Umut Güner: ‘Tedavi olacaklar eşcinseller değil, homofobik insanlar tedavi edilmeli!’

Programda Kadir Çelik, eşcinsellerin Türkiye’de ve dünyada onca sorunları varken tedavi edilebilir mi, sorusu ile karşımıza çıktı. Erkek eşcinselliğine ilişkin bir programda, öncelikli olarak eşcinsellere ve transeksüellere nefretini kusan Okşan Öztok’un katılmasını anlamadığımı programın teknisyenine de söyledim.

Programda Okşan’ı izlerken aklımdan ‘Okşan her devrin adamı’ dedim. Bu kez de eşcinselliğin tedavi edilebileceğini söylüyor. Bir transeksüel olarak transeksüel olmaktan mutsuz ve pişman olduğunu söylüyor. Ve Kuran’a sarılıyor. Hayatının her aşamasında transeksüellikten dolayı pişman olduğunu söylüyor. Bir insan cinsel yönelimden ve cinsiyet kimliğinden dolayı pişman olabilir mi? Eşcinsellik tedavi edilemez ama aynı zamanda transeksüellik de cinsiyet değiştirme ameliyatı ile düzeltilebilir. Okşan tedavi olmak için pekâlâ Emine Şenlikoğlu’na gidebilir. Emine Şenlikoğlu Okşan’ı tedavi edebilir. Ameliyatı için gereken parayı da biz toplayarak gönderebiliriz. Herkes on kuruş verse Okşan yeniden beyni ile bedeni uyumlu bir hale getirilebilir ve erkek olarak mutlu olur. Ama orda da korkuyorum, Okşan bu sefer Eryaman çetesi ile birlikte transeksüellerin başına musallat olabilir.

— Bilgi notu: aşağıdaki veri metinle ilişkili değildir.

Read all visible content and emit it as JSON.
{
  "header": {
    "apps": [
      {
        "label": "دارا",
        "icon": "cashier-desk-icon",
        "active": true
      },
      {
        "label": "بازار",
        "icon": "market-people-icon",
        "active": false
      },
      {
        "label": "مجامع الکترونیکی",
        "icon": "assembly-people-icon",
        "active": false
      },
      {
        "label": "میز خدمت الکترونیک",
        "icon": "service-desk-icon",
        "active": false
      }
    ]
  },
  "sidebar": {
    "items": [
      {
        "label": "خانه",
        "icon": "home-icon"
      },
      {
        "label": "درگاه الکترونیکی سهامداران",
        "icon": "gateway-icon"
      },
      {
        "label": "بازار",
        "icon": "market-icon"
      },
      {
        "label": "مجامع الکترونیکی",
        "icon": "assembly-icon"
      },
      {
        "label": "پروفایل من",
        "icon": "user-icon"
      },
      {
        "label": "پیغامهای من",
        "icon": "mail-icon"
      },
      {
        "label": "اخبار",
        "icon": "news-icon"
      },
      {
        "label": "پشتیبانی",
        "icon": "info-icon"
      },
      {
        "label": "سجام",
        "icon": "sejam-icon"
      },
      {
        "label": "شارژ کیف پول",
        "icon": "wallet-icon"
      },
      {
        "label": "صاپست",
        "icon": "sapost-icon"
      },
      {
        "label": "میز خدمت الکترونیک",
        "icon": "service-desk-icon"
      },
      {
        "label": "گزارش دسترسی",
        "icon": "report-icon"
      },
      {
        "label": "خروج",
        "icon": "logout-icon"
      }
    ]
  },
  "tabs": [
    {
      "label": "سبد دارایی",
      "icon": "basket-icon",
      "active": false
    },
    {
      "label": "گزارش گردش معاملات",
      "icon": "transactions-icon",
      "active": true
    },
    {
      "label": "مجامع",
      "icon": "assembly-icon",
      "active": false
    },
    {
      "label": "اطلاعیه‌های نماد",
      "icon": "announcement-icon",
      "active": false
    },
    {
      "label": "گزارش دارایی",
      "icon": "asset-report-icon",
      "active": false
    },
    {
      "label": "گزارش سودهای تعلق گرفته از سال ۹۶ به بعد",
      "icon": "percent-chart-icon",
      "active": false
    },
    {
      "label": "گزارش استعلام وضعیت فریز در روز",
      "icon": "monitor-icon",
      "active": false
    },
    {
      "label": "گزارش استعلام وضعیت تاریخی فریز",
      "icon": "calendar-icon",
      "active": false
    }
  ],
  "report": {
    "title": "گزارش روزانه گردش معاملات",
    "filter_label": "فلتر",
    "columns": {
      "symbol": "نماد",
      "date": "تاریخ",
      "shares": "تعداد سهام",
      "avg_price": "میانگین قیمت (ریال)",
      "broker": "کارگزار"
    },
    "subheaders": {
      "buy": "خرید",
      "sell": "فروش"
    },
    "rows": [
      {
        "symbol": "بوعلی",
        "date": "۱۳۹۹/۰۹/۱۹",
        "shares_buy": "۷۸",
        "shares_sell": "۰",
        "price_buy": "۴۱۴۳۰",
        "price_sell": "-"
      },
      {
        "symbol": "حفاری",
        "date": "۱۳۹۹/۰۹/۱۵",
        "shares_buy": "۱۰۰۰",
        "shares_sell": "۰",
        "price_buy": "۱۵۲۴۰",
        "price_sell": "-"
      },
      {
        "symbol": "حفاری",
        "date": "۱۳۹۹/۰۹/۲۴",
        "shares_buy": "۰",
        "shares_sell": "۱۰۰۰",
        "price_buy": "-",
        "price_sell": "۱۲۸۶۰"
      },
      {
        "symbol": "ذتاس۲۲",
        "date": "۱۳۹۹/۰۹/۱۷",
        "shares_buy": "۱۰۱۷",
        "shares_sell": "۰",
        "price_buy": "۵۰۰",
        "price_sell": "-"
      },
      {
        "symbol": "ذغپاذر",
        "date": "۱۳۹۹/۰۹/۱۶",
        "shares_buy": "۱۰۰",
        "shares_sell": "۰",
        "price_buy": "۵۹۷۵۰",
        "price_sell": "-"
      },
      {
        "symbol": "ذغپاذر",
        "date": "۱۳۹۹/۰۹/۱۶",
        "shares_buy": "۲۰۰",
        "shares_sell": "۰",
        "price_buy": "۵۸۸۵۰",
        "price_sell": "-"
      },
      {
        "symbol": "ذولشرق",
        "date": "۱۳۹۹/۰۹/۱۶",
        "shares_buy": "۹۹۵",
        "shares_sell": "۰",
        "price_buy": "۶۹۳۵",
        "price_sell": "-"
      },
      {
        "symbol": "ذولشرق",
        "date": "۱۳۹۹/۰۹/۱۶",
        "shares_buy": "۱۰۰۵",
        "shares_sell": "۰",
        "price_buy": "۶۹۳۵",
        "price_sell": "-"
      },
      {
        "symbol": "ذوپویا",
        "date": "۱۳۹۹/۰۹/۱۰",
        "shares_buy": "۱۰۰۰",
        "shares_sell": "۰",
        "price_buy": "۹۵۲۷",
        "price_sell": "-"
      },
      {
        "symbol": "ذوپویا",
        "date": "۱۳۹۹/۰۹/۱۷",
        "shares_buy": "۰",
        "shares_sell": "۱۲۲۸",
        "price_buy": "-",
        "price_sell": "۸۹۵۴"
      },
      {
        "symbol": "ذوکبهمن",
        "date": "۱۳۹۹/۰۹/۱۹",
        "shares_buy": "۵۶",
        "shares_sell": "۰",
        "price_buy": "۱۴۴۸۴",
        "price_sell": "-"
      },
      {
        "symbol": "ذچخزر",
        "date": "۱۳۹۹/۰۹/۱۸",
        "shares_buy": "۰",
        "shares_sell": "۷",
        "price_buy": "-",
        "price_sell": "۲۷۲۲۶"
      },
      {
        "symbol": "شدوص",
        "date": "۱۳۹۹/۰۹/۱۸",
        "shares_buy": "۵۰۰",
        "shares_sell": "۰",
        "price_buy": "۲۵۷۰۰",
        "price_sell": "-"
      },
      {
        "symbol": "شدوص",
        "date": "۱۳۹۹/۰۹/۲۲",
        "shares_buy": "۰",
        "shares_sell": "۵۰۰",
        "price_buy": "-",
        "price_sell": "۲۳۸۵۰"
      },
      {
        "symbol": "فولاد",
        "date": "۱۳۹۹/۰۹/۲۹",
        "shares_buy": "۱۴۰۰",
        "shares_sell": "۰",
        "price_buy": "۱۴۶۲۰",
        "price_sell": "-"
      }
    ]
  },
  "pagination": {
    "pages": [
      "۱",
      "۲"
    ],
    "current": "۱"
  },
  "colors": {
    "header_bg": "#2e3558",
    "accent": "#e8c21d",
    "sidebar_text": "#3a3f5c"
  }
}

Emine Şenlikoğlu ise tavırları ile bana Haydar Dümen’i hatırlattı. Eşcinselliği nasıl tedavi ettiğini çok merak ediyorum. Gelsin beni de tedavi etsin. İnsanların hayatları ile oynuyorlar. İnsanlara hayatı zehir ediyorlar.

Özgür Azad: ‘Okşan'a Allah şifa versin diyorum’

Seyhan' a gerçekten tebrikler. Din konusunda biraz kabullenici oldu ama o kadar saçma insanların saldırısı karşısında dinle ilgili polemiğe girmemesi de zaten akıllıca oldu. Zaten hiç adil değil Seyhan'a karşı 5 kişi çıkmışlar programa. Arif Verimli de bence cok sorunlu birisi, ara ara destek verir gibi göründü ama aslında çok fobik bir bakış acısı var adamın.

Yahu bir de en nefret ettiğim durum. Ne zaman eşcinsellik konusu program yapılsa illaki din adamlarını-kadınlarını sokacaklar işe. ''Laik'' bir ülkeyiz ya illa fetva alacaklar. Daha eşcinsellik nedir transeksüellik nedir, sorunlar nedir konuşmadan, cart dinen caiz midir?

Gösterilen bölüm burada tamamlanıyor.